Rayla gasped: They were all of her. But she was not posing attractively, in a fighting stance with her butterfly blades, or smiling in the moonlight. In most of them, her face was contorted in agony. She writhed on the ground in pain, sprays of what looked horribly like blood spurted from her body, her limbs wrenched and contorted in very wrong positions. She felt like she was going to be sick, and out of the corner of her eye, so did Callum. In a couple of the others he had sketched her lying peacefully still, her eyes closed with a lily in her folded hands. The pages themselves were smeared with black and grey charcoal, as if the pencil had been pressed far too hard into the parchment when the drawings were shaded. Dried splotches of what looked like droplets had fallen and caused some of the graphite to run. Rayla’s heart seared with a terrible ache when she realized they weren’t mere drops of water.
“I didn’t want you to see these,” he rasped out, the book quivering in his hands. “I never wanted anyone to see these. But you deserve to know the whole truth.”

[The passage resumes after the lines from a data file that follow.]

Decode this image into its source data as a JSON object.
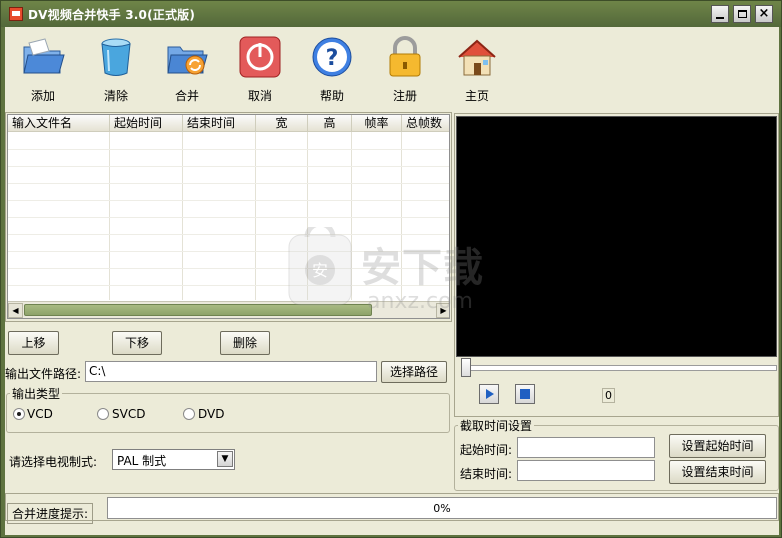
{
  "window": {
    "title": "DV视频合并快手 3.0(正式版)",
    "controls": [
      "minimize",
      "maximize",
      "close"
    ]
  },
  "toolbar": {
    "items": [
      {
        "label": "添加",
        "icon": "folder-icon"
      },
      {
        "label": "清除",
        "icon": "trash-can-icon"
      },
      {
        "label": "合并",
        "icon": "merge-folder-icon"
      },
      {
        "label": "取消",
        "icon": "power-icon"
      },
      {
        "label": "帮助",
        "icon": "help-icon"
      },
      {
        "label": "注册",
        "icon": "lock-icon"
      },
      {
        "label": "主页",
        "icon": "home-icon"
      }
    ]
  },
  "file_table": {
    "columns": [
      "输入文件名",
      "起始时间",
      "结束时间",
      "宽",
      "高",
      "帧率",
      "总帧数"
    ],
    "rows": []
  },
  "list_buttons": {
    "up": "上移",
    "down": "下移",
    "delete": "删除"
  },
  "output": {
    "path_label": "输出文件路径:",
    "path_value": "C:\\",
    "browse_button": "选择路径"
  },
  "output_type": {
    "title": "输出类型",
    "options": [
      "VCD",
      "SVCD",
      "DVD"
    ],
    "selected": "VCD"
  },
  "tv_standard": {
    "label": "请选择电视制式:",
    "selected": "PAL 制式"
  },
  "player": {
    "position_value": "0"
  },
  "clip_time": {
    "title": "截取时间设置",
    "start_label": "起始时间:",
    "end_label": "结束时间:",
    "start_value": "",
    "end_value": "",
    "set_start_button": "设置起始时间",
    "set_end_button": "设置结束时间"
  },
  "progress": {
    "label": "合并进度提示:",
    "value_text": "0%",
    "fraction": 0
  },
  "watermark": {
    "text": "安下载",
    "domain": "anxz.com"
  },
  "colors": {
    "window_frame": "#5f7340",
    "client_background": "#ecebd8",
    "video_background": "#000000",
    "progress_fill": "#3b7bd9"
  }
}
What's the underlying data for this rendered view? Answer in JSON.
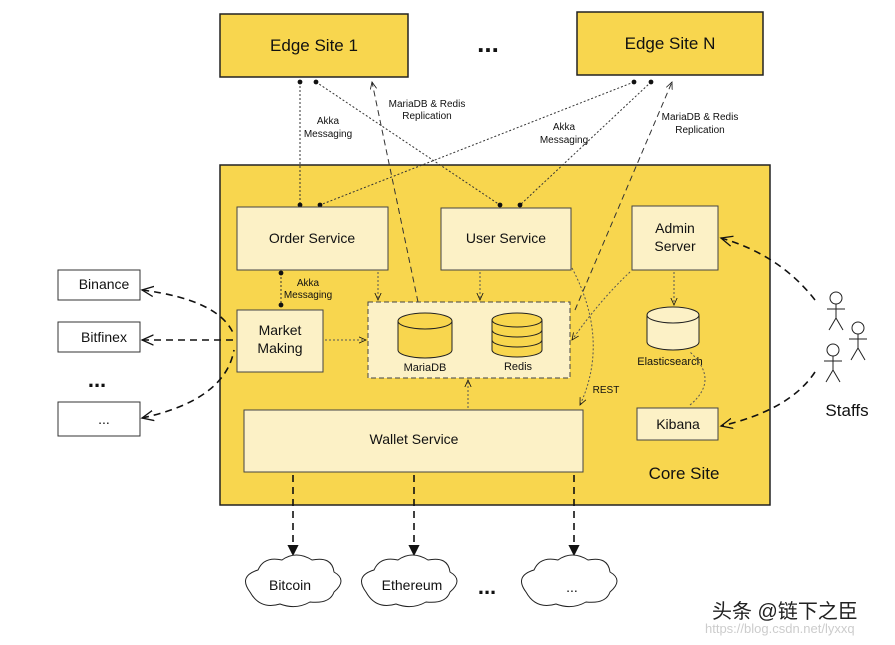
{
  "colors": {
    "core": "#F8D64E",
    "box": "#FCF1C6",
    "edge": "#F8D64E",
    "stroke": "#222222"
  },
  "edge_sites": {
    "site1": "Edge Site 1",
    "ellipsis": "...",
    "siteN": "Edge Site N"
  },
  "edge_links": {
    "akka1": [
      "Akka",
      "Messaging"
    ],
    "repl1": [
      "MariaDB & Redis",
      "Replication"
    ],
    "akka2": [
      "Akka",
      "Messaging"
    ],
    "repl2": [
      "MariaDB & Redis",
      "Replication"
    ]
  },
  "core": {
    "label": "Core Site",
    "order_service": "Order Service",
    "user_service": "User Service",
    "admin_server": [
      "Admin",
      "Server"
    ],
    "market_making": [
      "Market",
      "Making"
    ],
    "akka_label": [
      "Akka",
      "Messaging"
    ],
    "mariadb": "MariaDB",
    "redis": "Redis",
    "elasticsearch": "Elasticsearch",
    "kibana": "Kibana",
    "wallet_service": "Wallet Service",
    "rest": "REST"
  },
  "exchanges": [
    "Binance",
    "Bitfinex",
    "...",
    "..."
  ],
  "staffs": "Staffs",
  "chains": [
    "Bitcoin",
    "Ethereum",
    "...",
    "..."
  ],
  "watermark": {
    "line1": "头条 @链下之臣",
    "line2": "https://blog.csdn.net/lyxxq"
  }
}
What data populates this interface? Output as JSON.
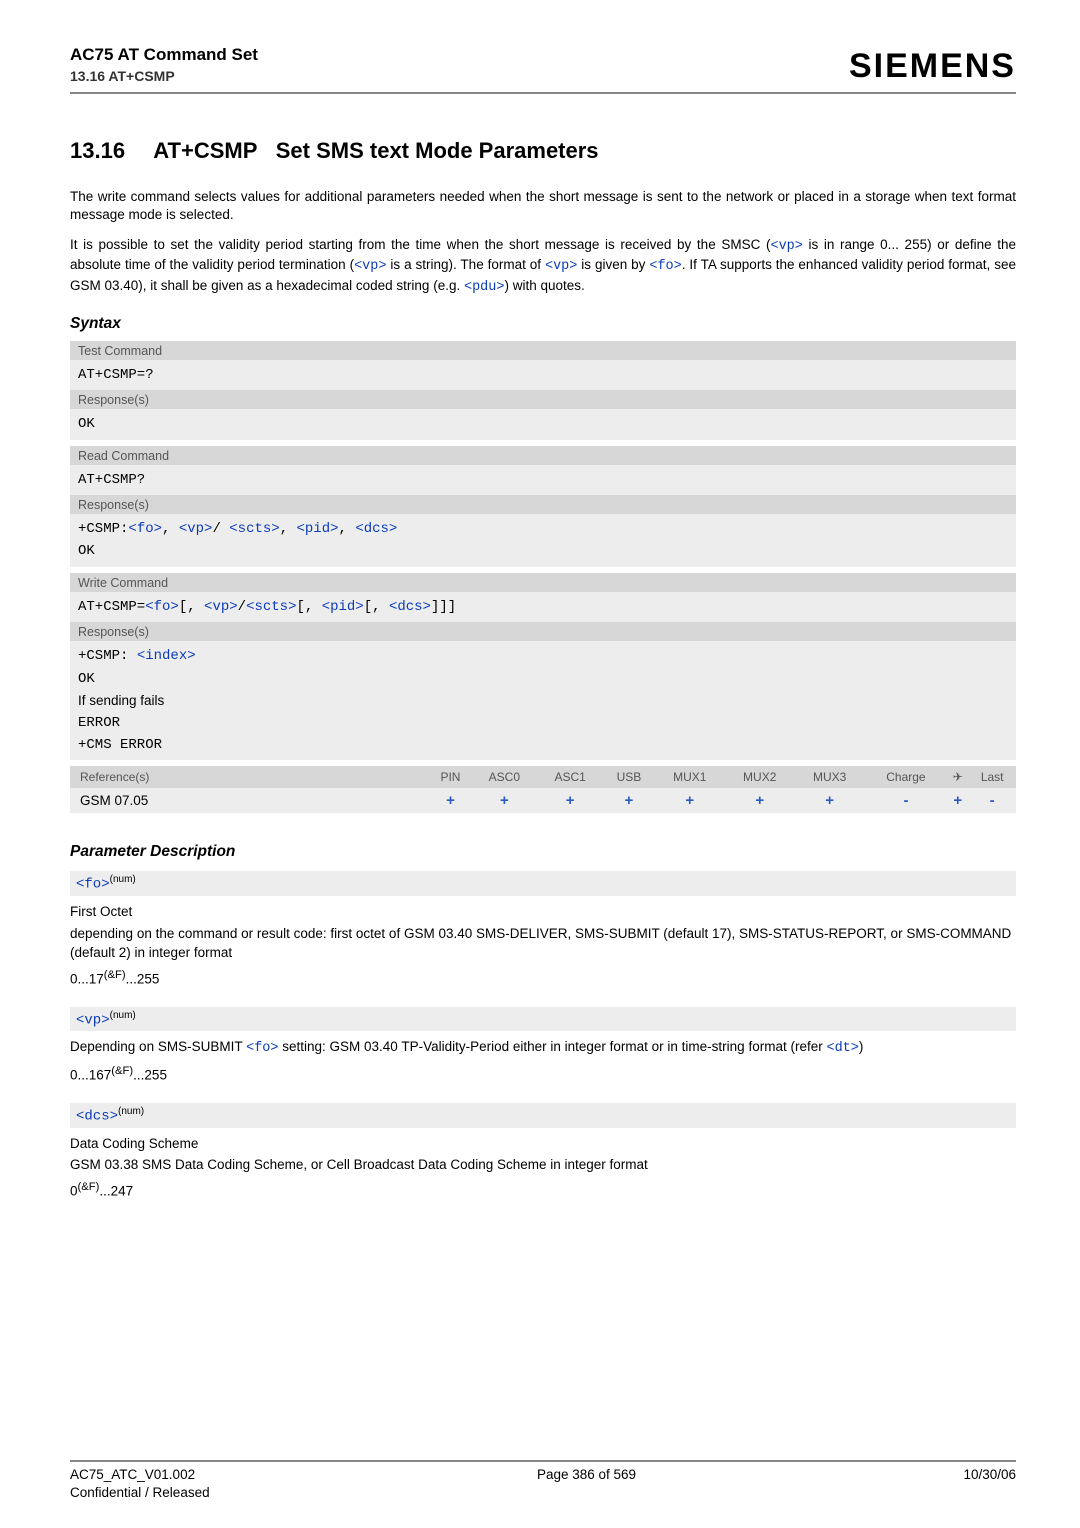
{
  "header": {
    "doc_title": "AC75 AT Command Set",
    "sub_title": "13.16 AT+CSMP",
    "brand": "SIEMENS"
  },
  "section": {
    "number": "13.16",
    "cmd": "AT+CSMP",
    "title": "Set SMS text Mode Parameters"
  },
  "intro": {
    "para1_a": "The write command selects values for additional parameters needed when the short message is sent to the network or placed in a storage when text format message mode is selected.",
    "para2_a": "It is possible to set the validity period starting from the time when the short message is received by the SMSC (",
    "vp": "<vp>",
    "para2_b": " is in range 0... 255) or define the absolute time of the validity period termination (",
    "para2_c": " is a string). The format of ",
    "para2_d": " is given by ",
    "fo": "<fo>",
    "para2_e": ". If TA supports the enhanced validity period format, see GSM 03.40), it shall be given as a hexadecimal coded string (e.g. ",
    "pdu": "<pdu>",
    "para2_f": ") with quotes."
  },
  "syntax": {
    "heading": "Syntax",
    "blocks": [
      {
        "label": "Test Command",
        "lines": [
          {
            "type": "mono",
            "text": "AT+CSMP=?"
          }
        ],
        "resp_label": "Response(s)",
        "resp_lines": [
          {
            "type": "mono",
            "text": "OK"
          }
        ]
      },
      {
        "label": "Read Command",
        "lines": [
          {
            "type": "mono",
            "text": "AT+CSMP?"
          }
        ],
        "resp_label": "Response(s)",
        "resp_lines": [
          {
            "type": "csmp_read"
          },
          {
            "type": "mono",
            "text": "OK"
          }
        ]
      },
      {
        "label": "Write Command",
        "lines": [
          {
            "type": "csmp_write"
          }
        ],
        "resp_label": "Response(s)",
        "resp_lines": [
          {
            "type": "csmp_index"
          },
          {
            "type": "mono",
            "text": "OK"
          },
          {
            "type": "plain",
            "text": "If sending fails"
          },
          {
            "type": "mono",
            "text": "ERROR"
          },
          {
            "type": "mono",
            "text": "+CMS ERROR"
          }
        ]
      }
    ],
    "tokens": {
      "csmp_prefix": "+CSMP:",
      "fo": "<fo>",
      "vp": "<vp>",
      "scts": "<scts>",
      "pid": "<pid>",
      "dcs": "<dcs>",
      "write_prefix": "AT+CSMP=",
      "index_prefix": "+CSMP: ",
      "index": "<index>"
    }
  },
  "ref_table": {
    "head_left": "Reference(s)",
    "cols": [
      "PIN",
      "ASC0",
      "ASC1",
      "USB",
      "MUX1",
      "MUX2",
      "MUX3",
      "Charge",
      "✈",
      "Last"
    ],
    "row_label": "GSM 07.05",
    "row_vals": [
      "+",
      "+",
      "+",
      "+",
      "+",
      "+",
      "+",
      "-",
      "+",
      "-"
    ]
  },
  "params": {
    "heading": "Parameter Description",
    "items": [
      {
        "tok": "<fo>",
        "sup": "(num)",
        "title": "First Octet",
        "desc": "depending on the command or result code: first octet of GSM 03.40 SMS-DELIVER, SMS-SUBMIT (default 17), SMS-STATUS-REPORT, or SMS-COMMAND (default 2) in integer format",
        "range_a": "0...17",
        "range_sup": "(&F)",
        "range_b": "...255"
      },
      {
        "tok": "<vp>",
        "sup": "(num)",
        "title": "",
        "desc_pre": "Depending on SMS-SUBMIT ",
        "desc_link": "<fo>",
        "desc_mid": " setting: GSM 03.40 TP-Validity-Period either in integer format or in time-string format (refer ",
        "desc_link2": "<dt>",
        "desc_post": ")",
        "range_a": "0...167",
        "range_sup": "(&F)",
        "range_b": "...255"
      },
      {
        "tok": "<dcs>",
        "sup": "(num)",
        "title": "Data Coding Scheme",
        "desc": "GSM 03.38 SMS Data Coding Scheme, or Cell Broadcast Data Coding Scheme in integer format",
        "range_a": "0",
        "range_sup": "(&F)",
        "range_b": "...247"
      }
    ]
  },
  "footer": {
    "left1": "AC75_ATC_V01.002",
    "left2": "Confidential / Released",
    "mid": "Page 386 of 569",
    "right": "10/30/06"
  }
}
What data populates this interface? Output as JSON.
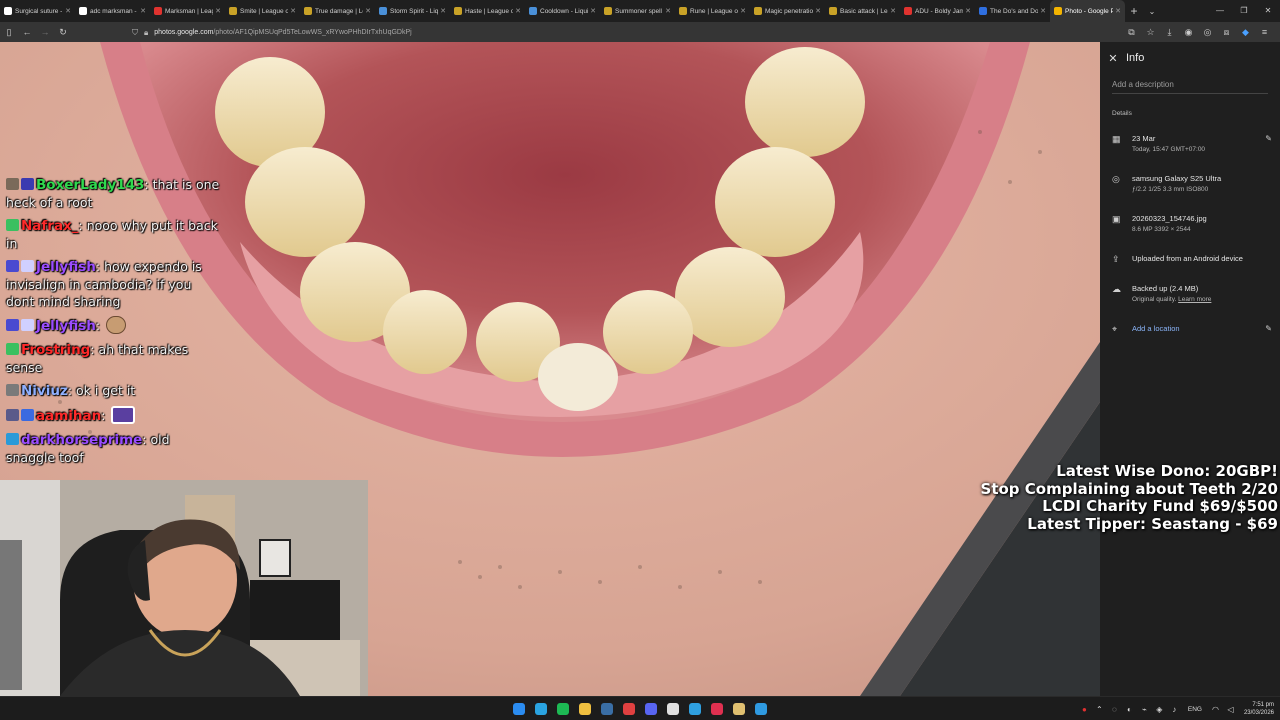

“The truth about what?” It was the first time she had ever been afraid in Callum’s presence. The shift in his tone of voice, these drawings of her, everything was so ominous and utterly tragic at the same time.
“How I felt. What I went through. What— what I’m still going through, really.” A hot thick lump formed in his throat, causing his voice to constrict, but there was no turning back now. She had seen the fruits of quite possibly the darkest corners of his mind, and still Rayla stared at him intently, practically pleading with him to pour out his heart to her. Silently telling him with her deep loving gaze, “I’m here. You’re safe. Let go now.”
“I think it was a little over a year after you left. I was sixteen and didn’t have much of a social life outside of my ‘high mage’ duties.” The title still seemed to make him wince, Rayla noticed. “Any time I wasn’t advising Ezran or going to meetings, I was in my study completely immersing myself in mastering as many spells as I could. That’s how I became so accomplished so fast.”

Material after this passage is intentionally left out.